Palermo doveva diventarlo già lo scorso 19 marzo, Musumeci stesso era stato informato ed è stato sentito tirare un respiro di sollievo quando Razza gli ha detto che l’incidenza era inferiore. Numeri cambiati in corso d’opera. I pm però scrivono che per davvero Musumeci può dire che tutto è avvenuto a sua insaputa. Le intercettazioni sono il cuore dell’inchiesta per la quale sono finiti ai domiciliari la dirigente del Dipartimento Regionale per le Attività Sanitarie e Osservatorio Epidemiologico, Letizia Di Liberti, deus ex machina (per lei i pm avevano chiesto il carcere), proprio lei che aveva firmato una direttiva alle Asp siciliane evidenziando che non trasmettere i dati correttamente avrebbe costituito grave omissione, e due suoi collaboratori, Emilio Madonia e Salvo Cusimano, peraltro suo nipote. Ogni giorno per ordine della Di Liberti c’erano dei numeri da non superare, delle soglie da rispettare, così come lei stessa concordava col suo assessore Razza, privato di buon mattino dai militari del Nas del suo telefonino. Indagati sono anche il suo vice capo di gabinetto Ferdinando Croce e il funzionario che operava al server, Mario Palermo.

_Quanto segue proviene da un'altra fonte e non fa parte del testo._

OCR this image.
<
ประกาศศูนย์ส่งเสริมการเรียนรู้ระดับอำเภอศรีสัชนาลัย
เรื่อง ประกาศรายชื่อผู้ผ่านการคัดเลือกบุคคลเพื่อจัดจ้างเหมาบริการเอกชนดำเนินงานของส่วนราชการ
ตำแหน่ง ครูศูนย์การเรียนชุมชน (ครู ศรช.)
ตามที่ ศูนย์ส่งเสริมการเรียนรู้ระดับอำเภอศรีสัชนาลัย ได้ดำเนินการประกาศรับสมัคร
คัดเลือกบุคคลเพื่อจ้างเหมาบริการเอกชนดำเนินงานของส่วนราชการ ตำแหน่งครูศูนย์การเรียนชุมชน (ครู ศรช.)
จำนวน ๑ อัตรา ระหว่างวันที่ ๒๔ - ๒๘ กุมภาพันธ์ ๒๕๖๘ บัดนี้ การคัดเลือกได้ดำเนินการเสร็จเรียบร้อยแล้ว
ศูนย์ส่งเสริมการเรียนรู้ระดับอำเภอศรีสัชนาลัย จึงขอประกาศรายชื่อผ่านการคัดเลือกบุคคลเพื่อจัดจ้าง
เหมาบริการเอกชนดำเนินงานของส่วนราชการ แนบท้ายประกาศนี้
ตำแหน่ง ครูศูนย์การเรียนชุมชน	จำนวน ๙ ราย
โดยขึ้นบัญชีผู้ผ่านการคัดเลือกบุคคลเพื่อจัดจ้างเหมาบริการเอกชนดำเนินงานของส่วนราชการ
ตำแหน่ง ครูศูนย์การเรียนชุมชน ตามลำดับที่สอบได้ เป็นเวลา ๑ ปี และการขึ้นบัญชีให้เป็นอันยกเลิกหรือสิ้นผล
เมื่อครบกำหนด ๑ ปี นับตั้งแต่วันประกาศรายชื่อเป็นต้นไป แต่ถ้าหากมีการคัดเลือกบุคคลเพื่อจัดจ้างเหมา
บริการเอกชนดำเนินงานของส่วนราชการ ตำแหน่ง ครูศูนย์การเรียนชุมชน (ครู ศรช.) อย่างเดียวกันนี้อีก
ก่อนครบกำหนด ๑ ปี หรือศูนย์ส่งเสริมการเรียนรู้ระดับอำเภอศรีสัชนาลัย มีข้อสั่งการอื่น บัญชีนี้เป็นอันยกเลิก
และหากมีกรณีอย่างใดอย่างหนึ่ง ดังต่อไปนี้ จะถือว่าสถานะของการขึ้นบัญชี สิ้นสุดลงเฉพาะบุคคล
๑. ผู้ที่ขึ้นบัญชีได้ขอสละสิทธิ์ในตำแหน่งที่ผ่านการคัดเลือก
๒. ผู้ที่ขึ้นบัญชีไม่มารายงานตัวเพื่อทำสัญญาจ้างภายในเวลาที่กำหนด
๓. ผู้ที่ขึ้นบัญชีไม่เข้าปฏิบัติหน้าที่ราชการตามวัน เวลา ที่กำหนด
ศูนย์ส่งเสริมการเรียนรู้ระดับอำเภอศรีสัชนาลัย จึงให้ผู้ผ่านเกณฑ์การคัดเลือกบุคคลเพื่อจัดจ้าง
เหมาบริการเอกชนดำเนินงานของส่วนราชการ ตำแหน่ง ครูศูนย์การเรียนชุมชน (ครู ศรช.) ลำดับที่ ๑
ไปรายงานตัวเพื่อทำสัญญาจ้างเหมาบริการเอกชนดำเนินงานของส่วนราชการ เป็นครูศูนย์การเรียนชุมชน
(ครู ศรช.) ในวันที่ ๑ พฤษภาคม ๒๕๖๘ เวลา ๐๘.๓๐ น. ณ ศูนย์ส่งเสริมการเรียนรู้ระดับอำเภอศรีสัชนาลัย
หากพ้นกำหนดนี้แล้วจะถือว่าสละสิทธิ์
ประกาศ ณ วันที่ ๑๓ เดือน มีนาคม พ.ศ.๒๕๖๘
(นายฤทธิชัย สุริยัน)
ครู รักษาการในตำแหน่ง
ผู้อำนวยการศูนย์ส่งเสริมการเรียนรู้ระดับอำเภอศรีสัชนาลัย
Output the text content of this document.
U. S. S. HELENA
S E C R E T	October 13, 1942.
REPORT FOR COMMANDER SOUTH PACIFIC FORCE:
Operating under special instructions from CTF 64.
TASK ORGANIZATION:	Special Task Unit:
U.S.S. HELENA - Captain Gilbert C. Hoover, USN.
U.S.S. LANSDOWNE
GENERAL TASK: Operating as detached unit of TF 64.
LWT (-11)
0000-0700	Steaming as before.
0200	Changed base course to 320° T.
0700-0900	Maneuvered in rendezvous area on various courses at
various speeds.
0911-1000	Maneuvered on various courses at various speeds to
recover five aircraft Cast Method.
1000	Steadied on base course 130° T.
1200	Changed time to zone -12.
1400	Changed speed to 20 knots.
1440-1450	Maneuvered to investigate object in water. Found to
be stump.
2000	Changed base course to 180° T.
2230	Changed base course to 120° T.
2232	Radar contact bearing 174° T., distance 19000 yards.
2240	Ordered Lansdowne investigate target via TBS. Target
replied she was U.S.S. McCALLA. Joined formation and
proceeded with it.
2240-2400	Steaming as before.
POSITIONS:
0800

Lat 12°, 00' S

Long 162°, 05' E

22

Ciò che emerge dalle intercettazioni è che a Palermo una vasta platea sarebbe stata a conoscenza che i report erano taroccati, tra i consapevoli spunta anche il nome del medico Renato Costa scelto a Palermo dal sindaco Orlando come commissario per l’emergenza. Il gip Brignone ha firmato le misure cautelari ma ha trasmesso per competenza le carte alla Procura di Palermo (cosa che avverrà entro i prossimi 20 giorni). In oltre 200 pagine il gip ha espresso un giudizio pesante: “i fatti risultano di straordinaria gravità e la consapevole e volontaria alterazione di elementi conoscitivi rilevanti non può essere revocata in dubbio…Uno scellerato disegno che ha colpito la popolazione isolana, l’alterazione dei numeri, anche quelli sui decessi, ha impedito l’adozione di misure di contenimento più severe ed efficaci contro la diffusione della pandemia nel territorio siciliano”. Ma il gip delinea anche scenari possibili. L’indagine non è conclusa ed è all’inizio. I provvedimenti cautelari sono scattati perchè c’era da fermare quegli scellerati comportamenti, ma c’è da indagare. “La complessiva vicenda oggetto del presente procedimento necessita di ulteriori approfondimenti per individuare tutti i soggetti coinvolti e le falsità commesse…si rende necessaria l’acquisizione di tutta la documentazione rilevante, che consentirà di ricostruire compiutamente la catena dei falsi, rispetto alla quale le incolpazioni in esame costituiscono ragionevolmente solo un quadro parziale…è da ritenere che lo spettro accusatorio più che stringersi è destinato ad allargarsi”. Infine il gip ritiene che esista chi fuori dallo scenario penale abbia colpe di carattere morale.
Sostegno a Razza è arrivato dalla maggioranza che sostiene il Governo regionale e la stessa Giunta di Governo ha difeso l’ex assessore, “un uomo perbene”. Le opposizioni attaccano, il Pd ricorda le 50 interrogazioni sull’emergenza rimaste senza risposta, il presidente dell’ antimafia, Claudio Fava ha ricordato che mentre venivano truccati i numeri, Musumeci e Razza attaccavano il Governo Conte dicendo che le “furbizie non pagano”. Appunto viene da dire.